Contexte : Effacement des données et évaluation automatisée de la solvabilité. Le point de départ de la procédure devant la CJUE, qui vient d'être décidée, était deux plaintes déposées contre la SCHUFA auprès de l'autorité de protection des données de la Hesse (HBDI). Dans un cas (affaires jointes C-26/22 et C-64/22), la personne concernée avait demandé la suppression de données relatives à l'insolvabilité de la base de données de la SCHUFA après qu'elles aient déjà été supprimées du registre public des insolvabilités, où elles avaient été prélevées par la SCHUFA et stockées ultérieurement. L'IDHB a non seulement rejeté l'affaire, mais a même soutenu que la juridiction compétente ne pouvait pas réexaminer sa décision sur le fond. La seconde affaire (C-634/21) portait sur la question de savoir si la SCHUFA était autorisée à délivrer automatiquement des scores de crédit ou si cela constituait une "décision automatisée dans des cas individuels", ce qui est largement interdit par le GDPR.
L'arrêt dans les affaires jointes C-26/22 et C-64/22(Lien)
Contrôle judiciaire complet des autorités chargées de la protection des données. L'arrêt de la CJUE a considérablement accru la pression sur les autorités chargées de la protection des données (DPA). Dans certains États membres de l'UE, dont l'Allemagne, elles ont jusqu'à présent considéré qu'une plainte relative au GDPR déposée par les personnes concernées n'était qu'une sorte de "pétition". Dans la pratique, cela signifie que malgré un budget annuel de 100 millions d'euros, les autorités allemandes de protection des données ont rejeté de nombreuses plaintes avec des justifications bizarres et que les violations du GDPR n'ont pas été poursuivies. Dans des pays comme l'Irlande, plus de 99 % des plaintes n'ont pas été traitées et en France, tout droit des personnes concernées à participer à la procédure concernant leurs propres droits a été refusé. Certaines autorités de protection des données, comme l'autorité de la Hesse dans le cas présent, ont également fait valoir qu'il était interdit aux tribunaux d'examiner leurs décisions en détail.
Davantage de droits pour les personnes concernées. La CJUE a mis fin à cette approche. Elle a jugé que l'article 77 du GDPR est conçu comme un mécanisme permettant de sauvegarder efficacement les droits et les intérêts des personnes concernées. En outre, la Cour a statué que l'article 78 du GDPR permet aux juridictions nationales de procéder à un examen complet des décisions des autorités de protection des données. Il s'agit notamment de déterminer si les autorités ont agi dans les limites de leur pouvoir discrétionnaire.

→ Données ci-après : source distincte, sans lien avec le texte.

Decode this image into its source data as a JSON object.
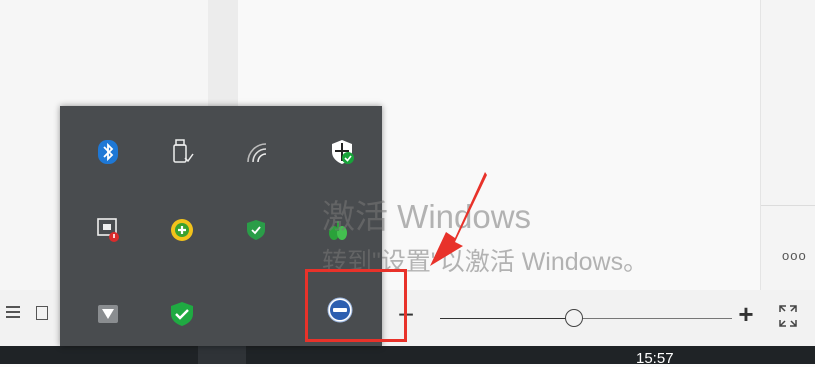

Raphael Rohrmoser, avocat du plaignant dans cette affaire : "La Cour européenne de justice a considérablement renforcé les droits des personnes concernées. Le stockage de données provenant de registres publics n'est plus autorisé que dans le registre lui-même"
L'arrêt dans l'affaire C-634/21(Lien)
Le secteur des classements de crédit en péril. Mais ce n'est pas tout. Avec son arrêt dans l'affaire C-634/21, la CJUE ébranle l'ensemble du modèle commercial de la SCHUFA (et d'autres agences de crédit) : le calcul entièrement automatisé de la solvabilité supposée à l'aide d'algorithmes opaques relève de la protection spéciale de l'article 22 du RGPD. Cette disposition interdit l'utilisation de données à caractère personnel pour des décisions entièrement automatisées qui ont un "effet défavorable significatif" sur les personnes concernées. En d'autres termes, les décisions d'une certaine portée ne devraient pas être prises uniquement par des algorithmes.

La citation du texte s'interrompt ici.